Wat zijn externe economieën?
Externe economieën zijn voordelen die worden gecreëerd wanneer een activiteit wordt uitgevoerd door een onderneming of een ander type entiteit, met die voordelen die anderen genieten die niet met die entiteit zijn verbonden. De entiteit die de activiteit feitelijk beheert, ontvangt de externe economieën niet, hoewel het creëren van deze voordelen voor buitenstaanders meestal geen negatieve invloed op die entiteit heeft. De aard van de voordelen kan het bieden van inspiratie voor een nieuw idee zijn, of zelfs iets eenvoudigs als het bieden van een visueel beeld dat de kijker aantrekkelijk vindt.

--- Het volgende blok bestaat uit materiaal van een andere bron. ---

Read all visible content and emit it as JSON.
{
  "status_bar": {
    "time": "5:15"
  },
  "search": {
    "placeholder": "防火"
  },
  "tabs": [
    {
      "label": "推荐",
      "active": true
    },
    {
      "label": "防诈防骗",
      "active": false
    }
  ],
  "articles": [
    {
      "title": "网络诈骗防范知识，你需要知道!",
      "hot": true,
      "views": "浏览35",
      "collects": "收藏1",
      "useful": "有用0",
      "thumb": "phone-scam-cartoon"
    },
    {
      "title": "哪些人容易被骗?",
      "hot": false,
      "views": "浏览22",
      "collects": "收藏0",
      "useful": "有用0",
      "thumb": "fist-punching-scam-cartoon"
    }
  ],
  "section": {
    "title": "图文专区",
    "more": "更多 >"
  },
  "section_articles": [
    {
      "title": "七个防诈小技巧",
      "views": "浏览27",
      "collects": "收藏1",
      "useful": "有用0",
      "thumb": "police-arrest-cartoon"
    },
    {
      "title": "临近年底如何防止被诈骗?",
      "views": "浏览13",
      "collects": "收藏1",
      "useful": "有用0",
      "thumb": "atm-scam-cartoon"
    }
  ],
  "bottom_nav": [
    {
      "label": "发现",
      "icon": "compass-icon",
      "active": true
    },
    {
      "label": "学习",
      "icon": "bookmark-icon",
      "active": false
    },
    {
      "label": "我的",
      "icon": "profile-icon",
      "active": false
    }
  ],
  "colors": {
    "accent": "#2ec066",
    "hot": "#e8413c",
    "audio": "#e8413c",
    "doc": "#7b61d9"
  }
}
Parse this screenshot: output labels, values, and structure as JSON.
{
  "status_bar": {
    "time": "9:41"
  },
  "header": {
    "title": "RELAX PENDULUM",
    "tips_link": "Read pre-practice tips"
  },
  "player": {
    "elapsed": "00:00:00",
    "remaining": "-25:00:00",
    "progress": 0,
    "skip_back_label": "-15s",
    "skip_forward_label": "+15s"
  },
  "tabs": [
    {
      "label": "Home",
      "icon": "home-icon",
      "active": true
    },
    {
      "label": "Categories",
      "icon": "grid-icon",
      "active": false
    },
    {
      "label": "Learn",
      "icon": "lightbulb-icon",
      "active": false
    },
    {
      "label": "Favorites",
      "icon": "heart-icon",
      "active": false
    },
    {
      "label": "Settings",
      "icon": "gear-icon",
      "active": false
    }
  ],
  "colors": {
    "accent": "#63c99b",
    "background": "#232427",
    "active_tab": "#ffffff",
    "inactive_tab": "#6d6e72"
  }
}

Een manier om te begrijpen hoe externe economieën zich voordoen, is het etalage in een plaatselijke meubelzaak te overwegen. Het doel van het venster is om de tentoongestelde goederen op de meest aantrekkelijke manier te presenteren, hopelijk aan potentiële klanten om te stoppen, het display te zien en de winkel binnen te komen en een aankoop te doen. Op deze manier genereert de winkel directe of interne voordelen voor zijn inspanningen. Tegelijkertijd, als iemand langskomt die het display opmerkt, geïnspireerd is door de meubelsamenstelling en naar huis gaat om zijn of haar meubels op een nieuwe manier te herschikken, heeft die persoon een externe economie ontvangen die nooit door de meubelwinkel wordt gerealiseerd.
Externe economieën zijn het tegenovergestelde van wat bekend staat als externe oneconomieën. Met het eerste wordt een soort voordeel gegenereerd voor externe partijen, zonder echt voordelen te genereren voor het bedrijf dat een activiteit uitvoert. Bij het laatste gaat het om het creëren van een soort verlies voor een externe partij, met die oneconomie die niet echt van invloed is op de initiatiefnemer van die activiteit.

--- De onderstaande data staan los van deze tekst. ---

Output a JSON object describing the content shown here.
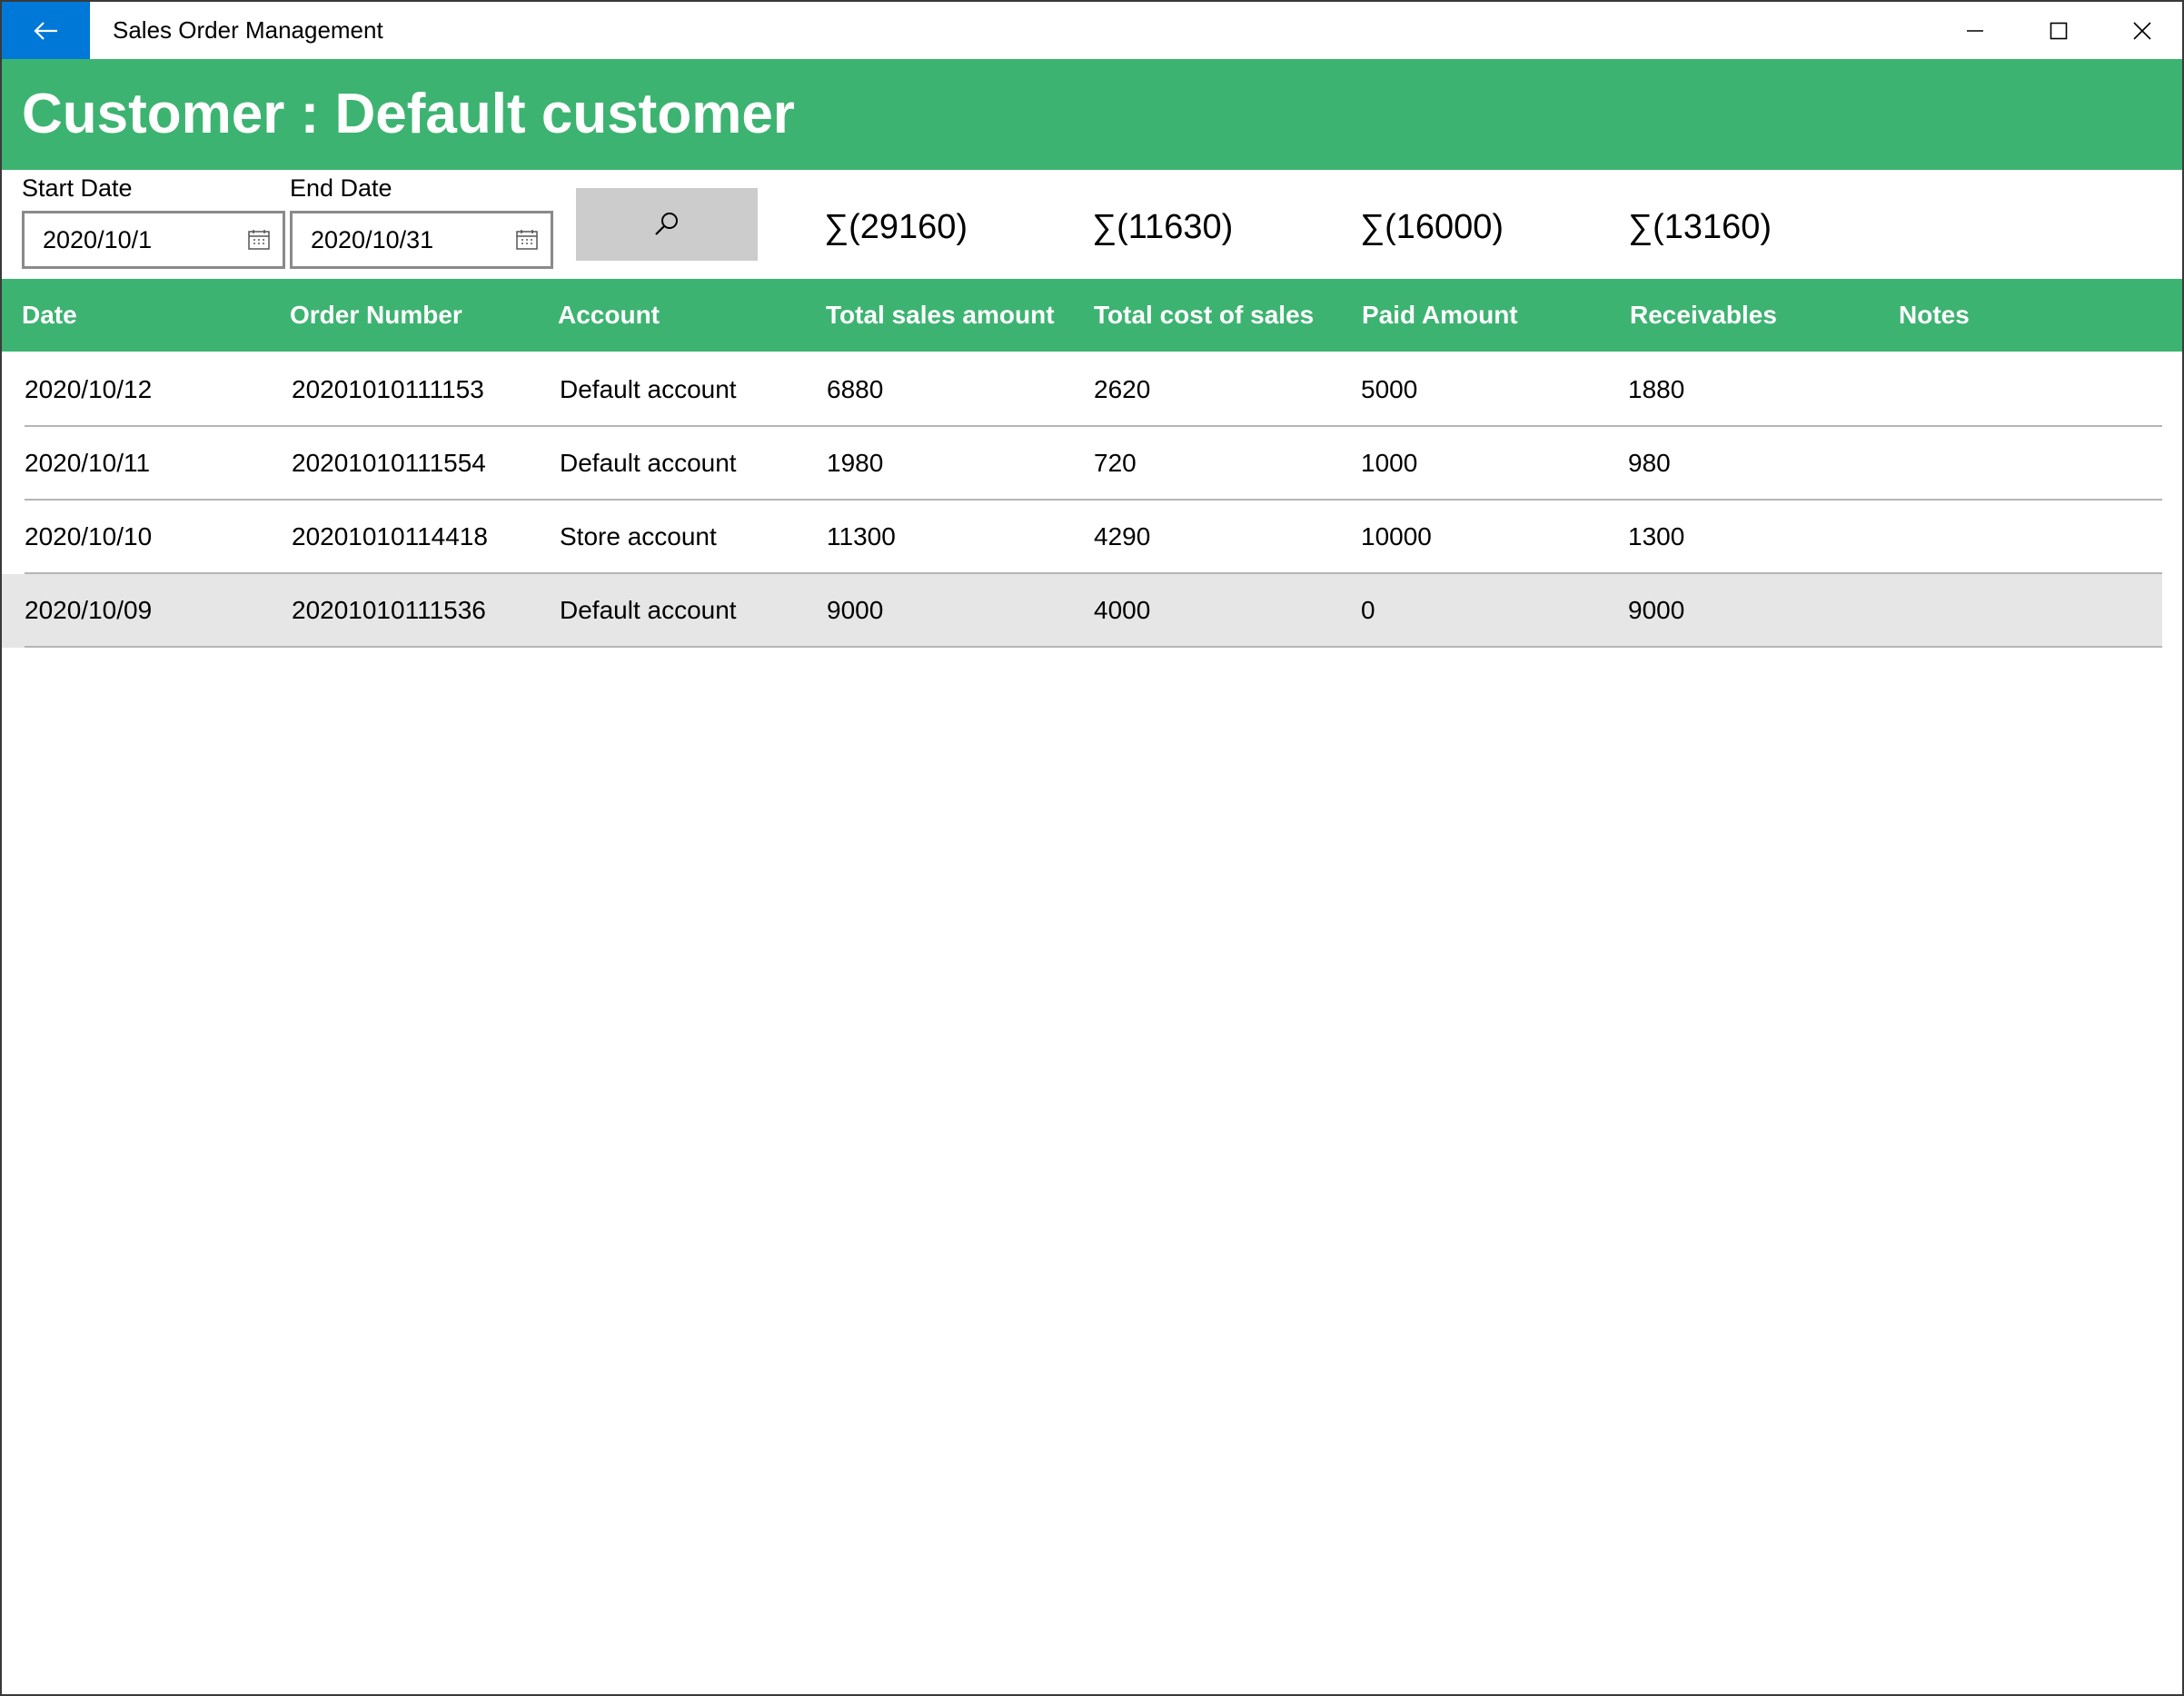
{
  "window": {
    "app_title": "Sales Order Management"
  },
  "colors": {
    "accent": "#3db371",
    "back_button": "#0078d7",
    "selected_row": "#e6e6e6"
  },
  "banner": {
    "title": "Customer : Default customer"
  },
  "filters": {
    "start_label": "Start Date",
    "start_value": "2020/10/1",
    "end_label": "End Date",
    "end_value": "2020/10/31",
    "search_icon": "search-icon",
    "calendar_icon": "calendar-icon"
  },
  "sums": [
    "∑(29160)",
    "∑(11630)",
    "∑(16000)",
    "∑(13160)"
  ],
  "table": {
    "columns": [
      "Date",
      "Order Number",
      "Account",
      "Total sales amount",
      "Total cost of sales",
      "Paid Amount",
      "Receivables",
      "Notes"
    ],
    "rows": [
      {
        "date": "2020/10/12",
        "order": "20201010111153",
        "account": "Default account",
        "sales": "6880",
        "cost": "2620",
        "paid": "5000",
        "receivables": "1880",
        "notes": ""
      },
      {
        "date": "2020/10/11",
        "order": "20201010111554",
        "account": "Default account",
        "sales": "1980",
        "cost": "720",
        "paid": "1000",
        "receivables": "980",
        "notes": ""
      },
      {
        "date": "2020/10/10",
        "order": "20201010114418",
        "account": "Store account",
        "sales": "11300",
        "cost": "4290",
        "paid": "10000",
        "receivables": "1300",
        "notes": ""
      },
      {
        "date": "2020/10/09",
        "order": "20201010111536",
        "account": "Default account",
        "sales": "9000",
        "cost": "4000",
        "paid": "0",
        "receivables": "9000",
        "notes": ""
      }
    ],
    "selected_row": 3
  }
}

Een aspect van externe economieën is dat dit soort voordelen geen invloed zullen hebben op de prijzen van goederen en diensten op de markt. De meubelzaak die de etalage heeft gemaakt, past zijn prijzen niet aan op basis van het feit dat een voorbijganger een voordeel kreeg in de vorm van inspiratie om zijn of haar meubels te herschikken. Vanuit dit perspectief is het ontstaan van externe economieën niet relevant voor de marktprijs van goederen of de marktprijs van diensten die door een bepaald bedrijf worden geleverd. Dit geldt zelfs als een aantal mensen het display opmerken en verschillende ideeën ontwikkelen over hoe de meubels in hun huizen opnieuw kunnen worden ingedeeld. Zolang de prijzen voor de goederen concurrerend zijn met vergelijkbare goederen die te koop worden aangeboden door andere bedrijven, zullen vraag en aanbod invloed hebben op de marktprijzen, zonder rekening te houden met externe economieën die het gevolg zijn van de poging om die goederen te verkopen.